The Complete Guide to 3D Scanners using Laser Triangulation
In line with our files on 3D printing processes, we will be starting today with a new series dedicated to the different techniques of 3D digitization. While the origin of the first 3D scanners dates back to the 1960s, this first portion will be focused on one of the simplest scanning technologies: laser triangulation.
The birth of 3D scanners goes back to the work of the National Research Council Canada, one of the first laboratories that developed a 3D digitization technique based on laser triangulation in 1978.
By definition, a 3D scanner is used to obtain a “digital image” of a physical object. To acquire this digital replica, there are different methods to record the object, which is then analyzed and reprocessed on a computer in order to determine its general shape.

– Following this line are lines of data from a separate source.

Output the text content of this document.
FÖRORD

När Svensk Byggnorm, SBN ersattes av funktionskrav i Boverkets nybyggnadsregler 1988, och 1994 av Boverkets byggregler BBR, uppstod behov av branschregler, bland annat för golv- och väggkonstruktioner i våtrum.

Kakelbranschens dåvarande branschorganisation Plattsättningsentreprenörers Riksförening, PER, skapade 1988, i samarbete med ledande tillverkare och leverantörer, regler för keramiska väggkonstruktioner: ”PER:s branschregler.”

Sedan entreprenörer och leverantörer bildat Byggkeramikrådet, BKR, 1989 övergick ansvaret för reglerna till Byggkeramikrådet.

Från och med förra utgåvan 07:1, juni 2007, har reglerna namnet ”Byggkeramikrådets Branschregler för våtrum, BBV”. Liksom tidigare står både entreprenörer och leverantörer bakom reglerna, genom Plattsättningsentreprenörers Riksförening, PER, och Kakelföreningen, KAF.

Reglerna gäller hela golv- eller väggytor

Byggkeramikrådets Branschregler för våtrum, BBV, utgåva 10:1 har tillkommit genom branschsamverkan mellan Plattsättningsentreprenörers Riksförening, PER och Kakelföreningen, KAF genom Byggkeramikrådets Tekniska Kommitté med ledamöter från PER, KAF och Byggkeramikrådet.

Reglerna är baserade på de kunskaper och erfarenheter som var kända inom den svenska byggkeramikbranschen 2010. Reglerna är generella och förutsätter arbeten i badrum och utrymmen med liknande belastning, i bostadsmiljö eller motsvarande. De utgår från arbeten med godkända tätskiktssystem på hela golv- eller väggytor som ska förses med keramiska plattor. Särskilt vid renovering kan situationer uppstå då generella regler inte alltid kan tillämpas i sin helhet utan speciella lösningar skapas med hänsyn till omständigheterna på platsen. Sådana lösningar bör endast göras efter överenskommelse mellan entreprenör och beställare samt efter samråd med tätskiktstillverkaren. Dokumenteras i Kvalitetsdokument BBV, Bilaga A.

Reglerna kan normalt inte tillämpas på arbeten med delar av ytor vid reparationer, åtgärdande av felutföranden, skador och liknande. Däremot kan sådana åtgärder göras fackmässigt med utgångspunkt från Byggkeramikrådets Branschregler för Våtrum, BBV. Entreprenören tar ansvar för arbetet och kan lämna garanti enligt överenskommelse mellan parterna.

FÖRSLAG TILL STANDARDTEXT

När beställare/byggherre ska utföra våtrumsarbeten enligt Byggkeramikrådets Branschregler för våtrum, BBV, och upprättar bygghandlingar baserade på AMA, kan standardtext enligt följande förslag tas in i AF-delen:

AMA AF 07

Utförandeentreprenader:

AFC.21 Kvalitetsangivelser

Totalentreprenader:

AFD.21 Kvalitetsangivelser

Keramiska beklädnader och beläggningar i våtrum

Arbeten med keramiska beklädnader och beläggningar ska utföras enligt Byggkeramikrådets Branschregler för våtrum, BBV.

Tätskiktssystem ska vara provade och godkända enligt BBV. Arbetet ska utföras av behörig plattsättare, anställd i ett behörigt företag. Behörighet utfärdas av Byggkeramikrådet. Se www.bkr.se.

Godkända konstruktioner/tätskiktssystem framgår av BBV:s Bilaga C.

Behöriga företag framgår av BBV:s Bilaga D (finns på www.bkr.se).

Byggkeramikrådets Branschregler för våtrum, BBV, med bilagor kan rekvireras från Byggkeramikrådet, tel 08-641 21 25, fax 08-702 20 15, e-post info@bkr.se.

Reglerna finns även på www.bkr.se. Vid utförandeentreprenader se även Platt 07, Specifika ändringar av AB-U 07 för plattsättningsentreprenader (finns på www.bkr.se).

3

Laser triangulation is based on a trigonometric calculation
In the case of laser triangulation, the scanners used comprise three main elements (which will form the three vertices of a triangle): a laser transmitter, a camera, and the object to be scanned. A rotating plate is also used to lay the object and obtain its different faces.
Laser triangulation 3D scanners generally use semiconductor lasers in particular because of their low cost and their small size. They are characterized by a red colored beam.

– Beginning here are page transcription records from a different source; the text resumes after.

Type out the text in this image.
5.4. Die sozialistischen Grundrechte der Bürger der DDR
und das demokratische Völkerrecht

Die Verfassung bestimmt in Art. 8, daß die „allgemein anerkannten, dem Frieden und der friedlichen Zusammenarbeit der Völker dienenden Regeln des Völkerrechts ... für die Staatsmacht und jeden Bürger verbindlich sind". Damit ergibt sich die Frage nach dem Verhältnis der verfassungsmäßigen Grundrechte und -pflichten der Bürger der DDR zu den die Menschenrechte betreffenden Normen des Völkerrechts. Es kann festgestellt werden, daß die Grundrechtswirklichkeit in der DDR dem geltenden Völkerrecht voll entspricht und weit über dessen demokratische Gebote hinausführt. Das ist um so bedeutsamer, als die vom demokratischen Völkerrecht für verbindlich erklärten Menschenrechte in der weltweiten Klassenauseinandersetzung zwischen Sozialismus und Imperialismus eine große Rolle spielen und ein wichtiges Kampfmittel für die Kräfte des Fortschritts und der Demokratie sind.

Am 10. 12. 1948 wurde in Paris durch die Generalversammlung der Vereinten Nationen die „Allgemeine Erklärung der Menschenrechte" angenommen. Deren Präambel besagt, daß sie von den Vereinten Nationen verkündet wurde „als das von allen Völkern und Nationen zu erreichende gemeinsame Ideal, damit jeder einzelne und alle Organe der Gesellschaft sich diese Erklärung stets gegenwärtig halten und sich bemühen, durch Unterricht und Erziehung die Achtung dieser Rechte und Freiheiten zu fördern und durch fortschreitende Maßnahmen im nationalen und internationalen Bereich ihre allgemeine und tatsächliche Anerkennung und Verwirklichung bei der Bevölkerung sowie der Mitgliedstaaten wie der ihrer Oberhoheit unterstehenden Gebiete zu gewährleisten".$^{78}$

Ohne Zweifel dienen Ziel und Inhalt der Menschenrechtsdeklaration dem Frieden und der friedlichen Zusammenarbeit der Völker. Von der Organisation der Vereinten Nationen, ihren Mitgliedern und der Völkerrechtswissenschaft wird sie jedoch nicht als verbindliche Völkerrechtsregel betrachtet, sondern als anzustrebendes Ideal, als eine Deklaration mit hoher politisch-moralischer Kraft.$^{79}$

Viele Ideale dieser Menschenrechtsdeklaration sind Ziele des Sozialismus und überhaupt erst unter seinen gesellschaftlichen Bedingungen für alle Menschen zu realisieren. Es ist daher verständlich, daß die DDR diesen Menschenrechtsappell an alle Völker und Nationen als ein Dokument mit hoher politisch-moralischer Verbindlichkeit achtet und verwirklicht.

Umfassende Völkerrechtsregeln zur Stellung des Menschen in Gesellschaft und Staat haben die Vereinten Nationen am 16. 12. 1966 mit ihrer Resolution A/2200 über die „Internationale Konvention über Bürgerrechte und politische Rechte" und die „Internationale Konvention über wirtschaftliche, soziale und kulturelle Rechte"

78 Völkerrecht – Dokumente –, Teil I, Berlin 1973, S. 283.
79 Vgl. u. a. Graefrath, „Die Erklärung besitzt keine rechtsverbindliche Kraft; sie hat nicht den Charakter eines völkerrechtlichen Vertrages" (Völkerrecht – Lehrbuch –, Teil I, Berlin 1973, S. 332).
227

With this method, the digitization begins with the emission of a rectilinear laser beam which deforms on contact with the object. Through the camera, the 3D scanner analyzes the deformation of the line emitted by the laser on the reliefs of the object in order to determine, by means of trigonometric calculations, its position in space.
The angle formed between the camera and the beam of the laser, the distance from the camera to the object and that of the laser source to the object (known by calculating the time taken by the laser to make a round trip), are all parameters which make it possible to determine the spatial coordinates of the object.

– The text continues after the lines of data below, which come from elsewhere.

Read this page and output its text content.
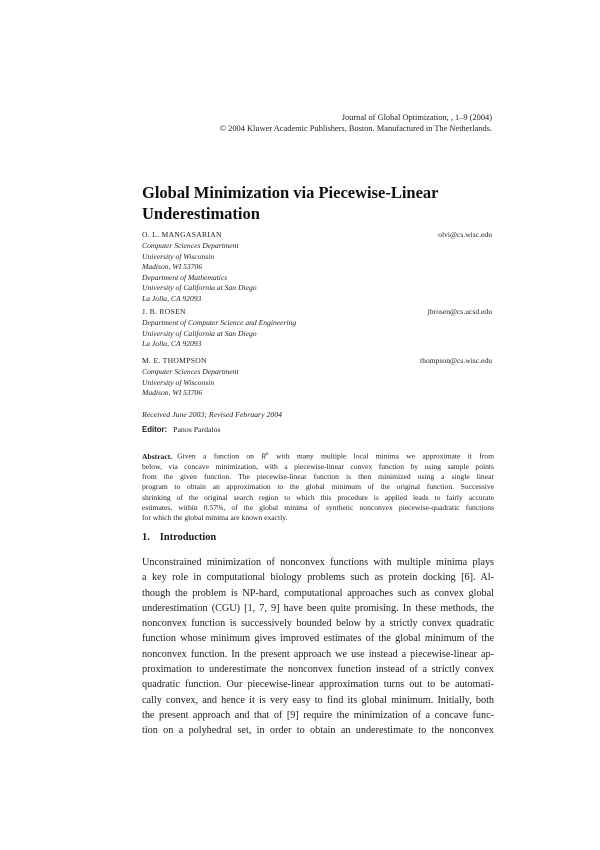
Journal of Global Optimization, , 1–9 (2004)
© 2004 Kluwer Academic Publishers, Boston. Manufactured in The Netherlands.
Global Minimization via Piecewise-Linear
Underestimation
O. L. MANGASARIAN	olvi@cs.wisc.edu
Computer Sciences Department
University of Wisconsin
Madison, WI 53706
Department of Mathematics
University of California at San Diego
La Jolla, CA 92093
J. B. ROSEN	jbrosen@cs.ucsd.edu
Department of Computer Science and Engineering
University of California at San Diego
La Jolla, CA 92093
M. E. THOMPSON	thompson@cs.wisc.edu
Computer Sciences Department
University of Wisconsin
Madison, WI 53706
Received June 2003; Revised February 2004
Editor: Panos Pardalos
Abstract. Given a function on $R^n$ with many multiple local minima we approximate it from
below, via concave minimization, with a piecewise-linear convex function by using sample points
from the given function. The piecewise-linear function is then minimized using a single linear
program to obtain an approximation to the global minimum of the original function. Successive
shrinking of the original search region to which this procedure is applied leads to fairly accurate
estimates, within 0.57%, of the global minima of synthetic nonconvex piecewise-quadratic functions
for which the global minima are known exactly.
1. Introduction
Unconstrained minimization of nonconvex functions with multiple minima plays
a key role in computational biology problems such as protein docking [6]. Al-
though the problem is NP-hard, computational approaches such as convex global
underestimation (CGU) [1, 7, 9] have been quite promising. In these methods, the
nonconvex function is successively bounded below by a strictly convex quadratic
function whose minimum gives improved estimates of the global minimum of the
nonconvex function. In the present approach we use instead a piecewise-linear ap-
proximation to underestimate the nonconvex function instead of a strictly convex
quadratic function. Our piecewise-linear approximation turns out to be automati-
cally convex, and hence it is very easy to find its global minimum. Initially, both
the present approach and that of [9] require the minimization of a concave func-
tion on a polyhedral set, in order to obtain an underestimate to the nonconvex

Advantages and disadvantages
The main advantage of laser triangulation is its low price, with the first DIY models available for only a few hundred euros. Its acquisition speed (less than 10 minutes on average for an object) and its precision level (of the order of 0.01 mm) also make it a popular technology.
As for the disadvantages, it should be noted that the digitization of transparent or reflective surfaces can prove difficult, a problem that can be circumvented by using a white powder. Its limited range (only a few meters) also reduces the number of possible applications.